Focal length was set to 42mm (84mm at 35mm equiv.) for flattening my chubby face. Filling the frame and composing the shot was challenging because slight errors in focus and framing was much more noticeable. If would have been easier to simply widen the frame to give me more leeway but that would come at the cost of losing resolution and i wanted this to be a detailed gritty portrait so I stuck it through at that focal length.

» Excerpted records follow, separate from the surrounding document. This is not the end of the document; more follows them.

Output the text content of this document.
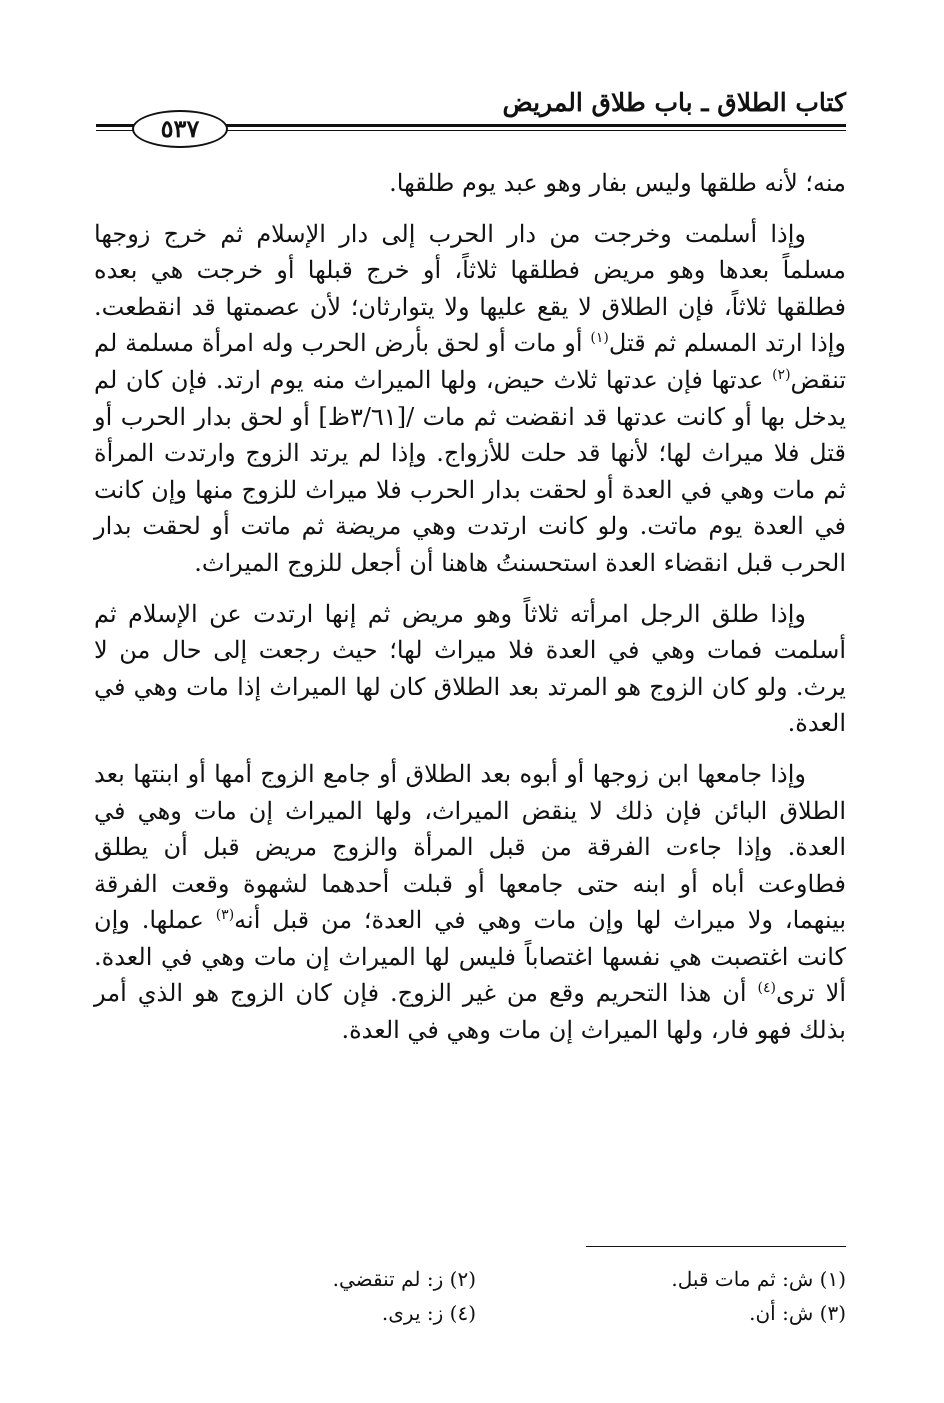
كتاب الطلاق ـ باب طلاق المريض
٥٣٧

منه؛ لأنه طلقها وليس بفار وهو عبد يوم طلقها.

وإذا أسلمت وخرجت من دار الحرب إلى دار الإسلام ثم خرج زوجها مسلماً بعدها وهو مريض فطلقها ثلاثاً، أو خرج قبلها أو خرجت هي بعده فطلقها ثلاثاً، فإن الطلاق لا يقع عليها ولا يتوارثان؛ لأن عصمتها قد انقطعت. وإذا ارتد المسلم ثم قتل$^{(١)}$ أو مات أو لحق بأرض الحرب وله امرأة مسلمة لم تنقض$^{(٢)}$ عدتها فإن عدتها ثلاث حيض، ولها الميراث منه يوم ارتد. فإن كان لم يدخل بها أو كانت عدتها قد انقضت ثم مات /[٣/٦١ظ] أو لحق بدار الحرب أو قتل فلا ميراث لها؛ لأنها قد حلت للأزواج. وإذا لم يرتد الزوج وارتدت المرأة ثم مات وهي في العدة أو لحقت بدار الحرب فلا ميراث للزوج منها وإن كانت في العدة يوم ماتت. ولو كانت ارتدت وهي مريضة ثم ماتت أو لحقت بدار الحرب قبل انقضاء العدة استحسنتُ هاهنا أن أجعل للزوج الميراث.

وإذا طلق الرجل امرأته ثلاثاً وهو مريض ثم إنها ارتدت عن الإسلام ثم أسلمت فمات وهي في العدة فلا ميراث لها؛ حيث رجعت إلى حال من لا يرث. ولو كان الزوج هو المرتد بعد الطلاق كان لها الميراث إذا مات وهي في العدة.

وإذا جامعها ابن زوجها أو أبوه بعد الطلاق أو جامع الزوج أمها أو ابنتها بعد الطلاق البائن فإن ذلك لا ينقض الميراث، ولها الميراث إن مات وهي في العدة. وإذا جاءت الفرقة من قبل المرأة والزوج مريض قبل أن يطلق فطاوعت أباه أو ابنه حتى جامعها أو قبلت أحدهما لشهوة وقعت الفرقة بينهما، ولا ميراث لها وإن مات وهي في العدة؛ من قبل أنه$^{(٣)}$ عملها. وإن كانت اغتصبت هي نفسها اغتصاباً فليس لها الميراث إن مات وهي في العدة. ألا ترى$^{(٤)}$ أن هذا التحريم وقع من غير الزوج. فإن كان الزوج هو الذي أمر بذلك فهو فار، ولها الميراث إن مات وهي في العدة.

(١) ش: ثم مات قبل.
(٢) ز: لم تنقضي.
(٣) ش: أن.
(٤) ز: يرى.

Aperture was between f/8 to f/11, again for gritty detail. No soft fluffy portrait here. Shutter was between 1/30 to 1/60. ISO is between 200-800, I didn’t mind a little graininess since I was going for a gritty look. It was a worthy trade-off as long as it let me keep the aperture small and shutter speed short.

DIRECTION

Cheek sucked in too much.

Cheek sucked in too much.

I directed myself to sucked my cheek in a little to sell that starving post-apocalypse look. I was naturally tired so I need not squint much to avoid that bug-eyed look some people naturally get in photos. I unconventionally place the camera below eye level because I have no double chin to hide and prefer the more imitating look for this portrait.

PROCESSING

I ultimately choose the following three photos as the finals and processed them three ways: soft, medium, and hard. I knew from the get-go that I wanted a hard dramatic shot but nonetheless it was worth experimenting with a soft glamour shot and a happy medium between the two. Each process had something I liked from the soft tonal range to the sharp shiny reflections.  This will give me options later on as I can always apply the settings to the other shot if necessary.

lowmidhigh
Left to right: Soft, Medium, Hard.

Some airbrushing was needed to remove the light spilling on the shirt but details on the face were left largely untouched. Sharpness was also turned up a bit but I mostly relied on clarity and contrast to bring out the sharp detailed. Below are the setting used to achieve the hard look.
hard-settings

RETROSPECTIVE

I wish I included some hand gestures. I wish I could have soften the shadow under my nose, while keep the strong cheekbones. Most importantly, I wish I had drawn out exactly what I wanted prior to the shoot. I knew I wanted to be emerging from darkness but I didn’t know exactly how much of my face I wanted in light so I took a variety of random shots. Had I drawn it out, I could have worked systematically to achieve the desired look.